Óscar Mogollón Gutiérrez¹, José Carlos Sancho Núñez¹, Mar Ávila¹, Andrés Caro¹

Affiliation

¹ Escuela Politecnica, University of Extremadura, Cáceres, Cáceres, Spain.

Abstract

The evolution of engineering applications is highly relevant in the context of protecting industrial systems. As industries are increasingly interconnected, the need for robust cybersecurity measures becomes paramount. Engineering informatics not only provides tools for knowledge representation and extraction but also affords a comprehensive spectrum of developing sophisticated cybersecurity solutions. However, safeguarding industrial systems poses a unique challenge due to the inherent heterogeneity of data within these environments. Together with this problem, it's crucial to acknowledge that datasets that simulate real cyberattacks within these diverse environments exhibit a high imbalance, often skewed towards certain types of traffics. This study proposes a system for addressing class imbalance in cybersecurity. To do this, three oversampling (SMOTE, Borderline1-SMOTE, and ADASYN) and five undersampling (random undersampling, cluster centroids, NearMiss, repeated edited nearest neighbor, and Tomek Links) methods are tested. Particularly, these balancing algorithms are used to generate one-vs-rest binary models and to develop a two-stage classification system. By doing so, this study aims to enhance the efficacy of cybersecurity measures ensuring a more comprehensive understanding and defense against the diverse range of threats encountered in industrial environments. Experimental results demonstrates the effectiveness of proposed system for cyberattack detection and classification among nine widely known cyberattacks.
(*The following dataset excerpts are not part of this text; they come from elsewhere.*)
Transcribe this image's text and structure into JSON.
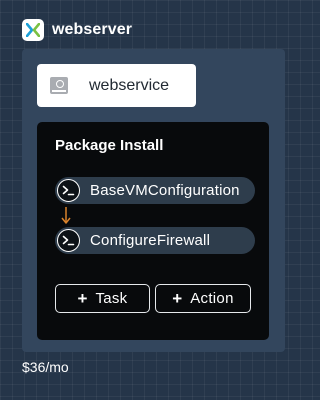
{
  "header": {
    "title": "webserver",
    "logo_icon": "x-logo-icon"
  },
  "service": {
    "label": "webservice",
    "icon": "server-icon"
  },
  "package": {
    "title": "Package Install",
    "steps": [
      {
        "label": "BaseVMConfiguration",
        "icon": "terminal-icon"
      },
      {
        "label": "ConfigureFirewall",
        "icon": "terminal-icon"
      }
    ],
    "connector_icon": "arrow-down-icon"
  },
  "buttons": {
    "task_label": "Task",
    "action_label": "Action",
    "plus_symbol": "+"
  },
  "cost": "$36/mo",
  "colors": {
    "background": "#253549",
    "panel": "#33465d",
    "package_panel": "#080a0c",
    "step_pill": "#2e3d4c",
    "connector": "#d9822b",
    "logo_blue": "#1ca0d8",
    "logo_green": "#7ac143"
  }
}
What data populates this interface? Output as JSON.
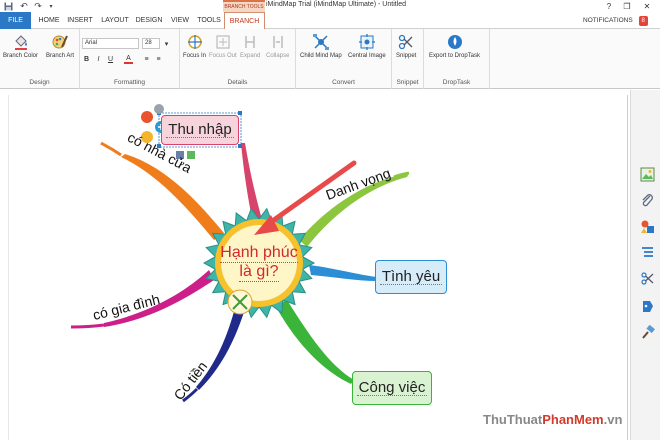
{
  "titlebar": {
    "context_tab_caption": "BRANCH TOOLS",
    "title": "iMindMap Trial (iMindMap Ultimate) - Untitled",
    "help": "?",
    "restore": "❐",
    "close": "✕"
  },
  "tabs": {
    "file": "FILE",
    "home": "HOME",
    "insert": "INSERT",
    "layout": "LAYOUT",
    "design": "DESIGN",
    "view": "VIEW",
    "tools": "TOOLS",
    "branch": "BRANCH",
    "notifications": "NOTIFICATIONS",
    "notification_count": "8"
  },
  "ribbon": {
    "design_group": {
      "label": "Design",
      "branch_color": "Branch Color",
      "branch_art": "Branch Art"
    },
    "formatting_group": {
      "label": "Formatting",
      "font_name": "Arial",
      "font_size": "28",
      "bold": "B",
      "italic": "I",
      "underline": "U",
      "font_color": "A"
    },
    "details_group": {
      "label": "Details",
      "focus_in": "Focus In",
      "focus_out": "Focus Out",
      "expand": "Expand",
      "collapse": "Collapse"
    },
    "convert_group": {
      "label": "Convert",
      "child_mind_map": "Child Mind Map",
      "central_image": "Central Image"
    },
    "snippet_group": {
      "label": "Snippet",
      "snippet": "Snippet"
    },
    "droptask_group": {
      "label": "DropTask",
      "export": "Export to DropTask"
    }
  },
  "mindmap": {
    "central_idea": {
      "line1": "Hạnh phúc",
      "line2": "là gì?"
    },
    "boxed_topics": {
      "thu_nhap": "Thu nhập",
      "tinh_yeu": "Tình yêu",
      "cong_viec": "Công việc"
    },
    "branch_labels": {
      "co_nha_cua": "có nhà cửa",
      "danh_vong": "Danh vọng",
      "co_gia_dinh": "có gia đình",
      "co_tien": "Có tiền"
    },
    "colors": {
      "thu_nhap": "#d8436c",
      "co_nha_cua": "#f07d1c",
      "danh_vong": "#8cc63f",
      "tinh_yeu": "#2c8fd6",
      "cong_viec": "#3ab53a",
      "co_gia_dinh": "#cc1f8a",
      "co_tien": "#1f2a8a",
      "arrow": "#e84a4a"
    }
  },
  "watermark": {
    "part1": "ThuThuat",
    "part2": "PhanMem",
    "part3": ".vn"
  }
}
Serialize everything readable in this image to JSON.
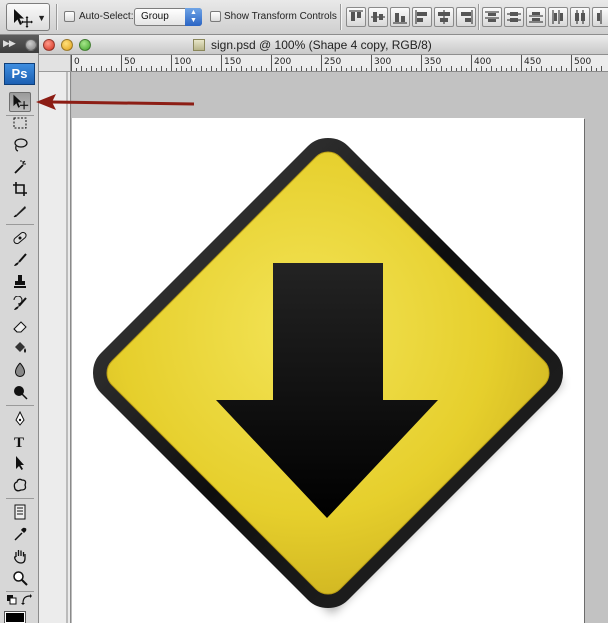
{
  "options_bar": {
    "auto_select_label": "Auto-Select:",
    "auto_select_value": "Group",
    "show_transform_label": "Show Transform Controls"
  },
  "document": {
    "title": "sign.psd @ 100% (Shape 4 copy, RGB/8)"
  },
  "app": {
    "logo": "Ps"
  },
  "ruler": {
    "h_labels": [
      "0",
      "50",
      "100",
      "150",
      "200",
      "250",
      "300",
      "350",
      "400",
      "450",
      "500"
    ]
  },
  "tools": [
    {
      "name": "move-tool",
      "icon": "move-icon",
      "active": true
    },
    {
      "name": "marquee-tool",
      "icon": "marquee-icon"
    },
    {
      "name": "lasso-tool",
      "icon": "lasso-icon"
    },
    {
      "name": "magic-wand-tool",
      "icon": "magic-wand-icon"
    },
    {
      "name": "crop-tool",
      "icon": "crop-icon"
    },
    {
      "name": "slice-tool",
      "icon": "slice-icon"
    },
    {
      "name": "healing-brush-tool",
      "icon": "bandage-icon"
    },
    {
      "name": "brush-tool",
      "icon": "brush-icon"
    },
    {
      "name": "clone-stamp-tool",
      "icon": "stamp-icon"
    },
    {
      "name": "history-brush-tool",
      "icon": "history-brush-icon"
    },
    {
      "name": "eraser-tool",
      "icon": "eraser-icon"
    },
    {
      "name": "paint-bucket-tool",
      "icon": "bucket-icon"
    },
    {
      "name": "blur-tool",
      "icon": "blur-icon"
    },
    {
      "name": "dodge-tool",
      "icon": "dodge-icon"
    },
    {
      "name": "pen-tool",
      "icon": "pen-icon"
    },
    {
      "name": "type-tool",
      "icon": "type-icon"
    },
    {
      "name": "path-selection-tool",
      "icon": "path-select-icon"
    },
    {
      "name": "custom-shape-tool",
      "icon": "shape-icon"
    },
    {
      "name": "notes-tool",
      "icon": "notes-icon"
    },
    {
      "name": "eyedropper-tool",
      "icon": "eyedropper-icon"
    },
    {
      "name": "hand-tool",
      "icon": "hand-icon"
    },
    {
      "name": "zoom-tool",
      "icon": "zoom-icon"
    }
  ],
  "colors": {
    "sign_yellow": "#efdc3a",
    "sign_border": "#151515",
    "callout_arrow": "#8c1d14"
  }
}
Keywords: Attack classification; Cyber-physical systems; Imbalanced learning; Intrusion detection; UNSW-NB15.

Grants and funding

This initiative is carried out within the framework of the funds of the Recovery, Transformation and Resilience Plan, financed by the European Union (Next Generation). The publication is part of the Spanish Strategic Cybersecurity Project “Detection of Identity Document Forgery using Computer Vision and Artificial Intelligence Techniques (C108/23)” funded by Instituto Nacional de Ciberseguridad de España (INCIBE). The funders had no role in study design, data collection and analysis, decision to publish, or preparation of the manuscript.